The local pawnbroker’s shop, with its dusty sign of three golden balls hanging outside over a wooden table piled high with second-hand clothing, made for me a fascinating treat. I loved to gaze in the windows at the rows of Victorian and Edwardian rings for sale, the war medals, violins, blankets, china ornaments and sailors’ lucky gold charms.
The pawnbroker himself was part of the scene, as he stood in his doorway puffing at a cigarette, shirt-sleeves rolled up to show olive-coloured arms, tight black curls receding from his forehead, a magnificent watch-chain with dangling seals swathed across a wrinkled, blue serge waistcoat over a comfortable paunch.
‘Come on, me little blue-eyed duck!’ he would call to Avril when he saw her, and occasionally he would feel around in his waistcoat pocket with his tobacco-stained fingers to dig out a grubby sweet for her. She loved him and would howl dismally on the days when we did not wal
k that way. For me, he would have a polite nod and a brief Afternoon. Nice day’, regardless of whether it rained or shone.

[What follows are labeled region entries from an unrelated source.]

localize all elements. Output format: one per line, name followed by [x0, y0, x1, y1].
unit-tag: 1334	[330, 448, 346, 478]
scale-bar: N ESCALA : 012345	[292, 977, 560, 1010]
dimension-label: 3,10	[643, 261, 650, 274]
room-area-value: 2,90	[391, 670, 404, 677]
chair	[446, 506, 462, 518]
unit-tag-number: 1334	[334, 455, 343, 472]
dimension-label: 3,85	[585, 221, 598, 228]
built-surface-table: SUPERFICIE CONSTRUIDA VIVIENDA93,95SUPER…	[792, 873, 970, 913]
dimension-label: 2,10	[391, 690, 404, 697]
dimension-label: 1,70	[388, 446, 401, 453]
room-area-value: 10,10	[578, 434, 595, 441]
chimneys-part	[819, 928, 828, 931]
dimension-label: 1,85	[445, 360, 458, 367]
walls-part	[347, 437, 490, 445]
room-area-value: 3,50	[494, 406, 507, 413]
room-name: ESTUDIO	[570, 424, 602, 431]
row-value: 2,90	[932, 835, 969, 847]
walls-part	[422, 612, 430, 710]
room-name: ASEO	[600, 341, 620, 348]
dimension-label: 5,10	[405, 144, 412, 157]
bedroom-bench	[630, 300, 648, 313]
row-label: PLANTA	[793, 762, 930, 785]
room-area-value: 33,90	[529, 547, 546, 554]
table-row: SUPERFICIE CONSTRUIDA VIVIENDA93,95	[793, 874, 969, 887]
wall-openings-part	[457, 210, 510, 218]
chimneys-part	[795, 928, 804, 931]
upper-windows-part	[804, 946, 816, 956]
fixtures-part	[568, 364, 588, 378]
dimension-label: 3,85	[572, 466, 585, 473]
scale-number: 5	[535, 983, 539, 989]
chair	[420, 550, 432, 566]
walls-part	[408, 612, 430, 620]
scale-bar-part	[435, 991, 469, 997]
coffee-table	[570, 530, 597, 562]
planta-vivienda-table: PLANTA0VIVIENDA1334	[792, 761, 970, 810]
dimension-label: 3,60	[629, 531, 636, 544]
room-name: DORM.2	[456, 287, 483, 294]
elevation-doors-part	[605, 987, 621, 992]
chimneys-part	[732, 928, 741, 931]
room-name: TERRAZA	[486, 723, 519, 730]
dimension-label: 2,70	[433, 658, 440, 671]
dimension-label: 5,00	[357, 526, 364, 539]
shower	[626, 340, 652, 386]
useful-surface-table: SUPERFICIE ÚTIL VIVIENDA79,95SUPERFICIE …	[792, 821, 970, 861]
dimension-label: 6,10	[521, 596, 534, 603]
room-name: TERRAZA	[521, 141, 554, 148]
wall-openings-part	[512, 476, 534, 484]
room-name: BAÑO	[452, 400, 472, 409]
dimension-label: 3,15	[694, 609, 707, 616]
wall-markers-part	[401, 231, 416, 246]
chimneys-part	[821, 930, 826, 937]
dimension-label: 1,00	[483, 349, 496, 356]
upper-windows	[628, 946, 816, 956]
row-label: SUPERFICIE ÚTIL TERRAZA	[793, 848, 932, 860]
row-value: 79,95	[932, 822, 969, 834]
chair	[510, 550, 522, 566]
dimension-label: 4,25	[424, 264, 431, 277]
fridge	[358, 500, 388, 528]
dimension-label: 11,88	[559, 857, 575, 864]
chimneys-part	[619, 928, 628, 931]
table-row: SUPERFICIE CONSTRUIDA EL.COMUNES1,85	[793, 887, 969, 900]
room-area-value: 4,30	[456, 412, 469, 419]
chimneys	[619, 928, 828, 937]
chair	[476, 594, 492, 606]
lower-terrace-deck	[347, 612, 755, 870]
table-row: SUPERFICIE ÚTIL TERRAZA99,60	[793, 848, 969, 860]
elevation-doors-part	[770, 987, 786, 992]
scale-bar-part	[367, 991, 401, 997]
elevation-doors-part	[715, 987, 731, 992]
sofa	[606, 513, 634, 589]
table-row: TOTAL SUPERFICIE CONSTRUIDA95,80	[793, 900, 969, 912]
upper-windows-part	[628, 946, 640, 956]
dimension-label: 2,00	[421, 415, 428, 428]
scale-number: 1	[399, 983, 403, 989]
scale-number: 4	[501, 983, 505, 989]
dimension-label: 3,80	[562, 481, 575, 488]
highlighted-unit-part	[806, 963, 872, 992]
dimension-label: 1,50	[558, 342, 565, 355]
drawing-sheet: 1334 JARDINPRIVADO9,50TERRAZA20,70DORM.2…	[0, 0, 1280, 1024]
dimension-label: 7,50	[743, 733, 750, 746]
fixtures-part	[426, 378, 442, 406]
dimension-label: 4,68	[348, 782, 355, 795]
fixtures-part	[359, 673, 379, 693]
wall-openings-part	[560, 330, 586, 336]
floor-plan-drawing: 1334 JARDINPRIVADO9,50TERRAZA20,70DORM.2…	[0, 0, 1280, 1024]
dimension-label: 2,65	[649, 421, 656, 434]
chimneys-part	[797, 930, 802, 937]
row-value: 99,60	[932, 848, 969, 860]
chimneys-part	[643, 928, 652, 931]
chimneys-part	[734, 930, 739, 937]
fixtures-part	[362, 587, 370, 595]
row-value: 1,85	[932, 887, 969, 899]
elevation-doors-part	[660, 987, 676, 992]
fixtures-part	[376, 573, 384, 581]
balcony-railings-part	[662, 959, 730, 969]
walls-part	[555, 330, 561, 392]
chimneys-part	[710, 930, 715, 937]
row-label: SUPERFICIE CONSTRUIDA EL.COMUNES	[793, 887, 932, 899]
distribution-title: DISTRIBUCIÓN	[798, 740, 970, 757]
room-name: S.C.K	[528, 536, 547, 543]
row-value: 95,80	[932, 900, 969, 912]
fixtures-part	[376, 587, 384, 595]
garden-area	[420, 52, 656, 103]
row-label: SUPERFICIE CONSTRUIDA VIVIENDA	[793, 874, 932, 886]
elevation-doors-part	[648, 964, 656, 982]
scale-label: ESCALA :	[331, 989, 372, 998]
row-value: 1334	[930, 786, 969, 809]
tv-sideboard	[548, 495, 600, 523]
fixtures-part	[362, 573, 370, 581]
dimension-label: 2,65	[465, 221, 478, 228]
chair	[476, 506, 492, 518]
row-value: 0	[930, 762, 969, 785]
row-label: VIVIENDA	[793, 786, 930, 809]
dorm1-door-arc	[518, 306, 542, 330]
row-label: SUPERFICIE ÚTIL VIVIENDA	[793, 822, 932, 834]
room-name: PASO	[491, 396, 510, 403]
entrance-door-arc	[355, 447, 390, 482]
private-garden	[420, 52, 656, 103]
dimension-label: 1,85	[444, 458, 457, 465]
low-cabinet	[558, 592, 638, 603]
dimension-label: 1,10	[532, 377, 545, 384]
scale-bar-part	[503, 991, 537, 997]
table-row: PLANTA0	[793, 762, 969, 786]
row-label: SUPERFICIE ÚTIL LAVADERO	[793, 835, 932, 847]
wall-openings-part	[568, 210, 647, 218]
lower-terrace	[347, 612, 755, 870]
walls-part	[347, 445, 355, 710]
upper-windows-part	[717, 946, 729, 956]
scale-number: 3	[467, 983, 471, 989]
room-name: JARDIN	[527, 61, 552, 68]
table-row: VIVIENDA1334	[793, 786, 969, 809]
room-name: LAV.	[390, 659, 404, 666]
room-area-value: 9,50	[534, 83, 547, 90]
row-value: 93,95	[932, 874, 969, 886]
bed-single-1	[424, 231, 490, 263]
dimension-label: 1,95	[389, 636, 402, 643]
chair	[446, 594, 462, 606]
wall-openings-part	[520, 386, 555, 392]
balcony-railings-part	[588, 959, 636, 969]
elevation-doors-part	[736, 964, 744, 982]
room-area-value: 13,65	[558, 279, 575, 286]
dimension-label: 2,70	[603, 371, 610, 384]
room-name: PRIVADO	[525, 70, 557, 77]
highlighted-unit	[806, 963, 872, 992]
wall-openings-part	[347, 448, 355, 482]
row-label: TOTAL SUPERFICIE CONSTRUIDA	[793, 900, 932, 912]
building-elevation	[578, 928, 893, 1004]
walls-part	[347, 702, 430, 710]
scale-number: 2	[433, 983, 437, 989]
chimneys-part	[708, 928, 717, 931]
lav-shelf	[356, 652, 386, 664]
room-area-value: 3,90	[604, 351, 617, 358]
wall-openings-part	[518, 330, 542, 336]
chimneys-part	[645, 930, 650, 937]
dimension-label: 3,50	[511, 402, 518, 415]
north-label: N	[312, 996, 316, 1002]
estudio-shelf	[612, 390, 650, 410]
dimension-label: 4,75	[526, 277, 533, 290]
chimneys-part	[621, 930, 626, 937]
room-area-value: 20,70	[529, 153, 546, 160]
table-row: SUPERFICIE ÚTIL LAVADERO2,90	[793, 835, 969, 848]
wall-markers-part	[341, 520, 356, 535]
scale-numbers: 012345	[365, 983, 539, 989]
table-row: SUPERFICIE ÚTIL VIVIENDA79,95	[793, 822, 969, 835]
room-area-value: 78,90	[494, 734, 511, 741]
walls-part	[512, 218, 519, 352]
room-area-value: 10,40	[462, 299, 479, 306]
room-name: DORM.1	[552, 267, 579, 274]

One mild March afternoon, I circled the cathedral and listened to the ring of the stonemasons’ tools on its great sandstone walls. It rose like a graceful queen above slums which put Christianity to shame. I stared up the beautiful sweep of steps leading to its entrance, wondering if I dare go in, but I was too afraid. I had not seen myself in a mirror since coming to Liverpool, but I knew I was both dirty and shabby. My hat and shoes had been passed to Fiona, who was obliged to go out to school, whereas I could stay indoors. The shoes had been replaced by a pair of second-hand running shoes with holes in the toes; my head was bare and my hair straggled in an unruly mass down my neck; it was rarely combed and never washed.
Still pushing aimlessly, I wandered along Rodney Street, a lovely street of well-kept Georgian houses, the homes and surgeries of Liverpool’s more eminent doctors. A brass plaque on No. 62 informed me that Gladstone was born there. Mr Gladstone was not one of my heroes, so I continued onward enjoying the peace and orderliness of the quiet road.
I turned down Leece Street, past the employment exchange where Father spent so many unhappy hours, past tall, black St Luke’s Church and into Bold Street, the most elegant shopping centre in Liverpool. Although there were at least a dozen empty shops up for rent, the atmosphere was one of opulence. I pushed past women in fur coats and pretty hats, who stared at me in disgust, to look in windows which held a single dress or fur or a few discreet bottles of perfume. A delicious odour of roasting coffee permeated the place.
Onward I went, through the packed shopping area of Church Street, where trams, nose to tail, clanged their way amid horsedrawn drays, delivery vans and private cars, and newspaper men shouted to me to ‘read all abaat it’. The cry of ‘Echo, Echo, Liverpool Echo, sir’ comes wafting down the years, like the overwhelming scent of vanilla pods, the sound and smell of a great port.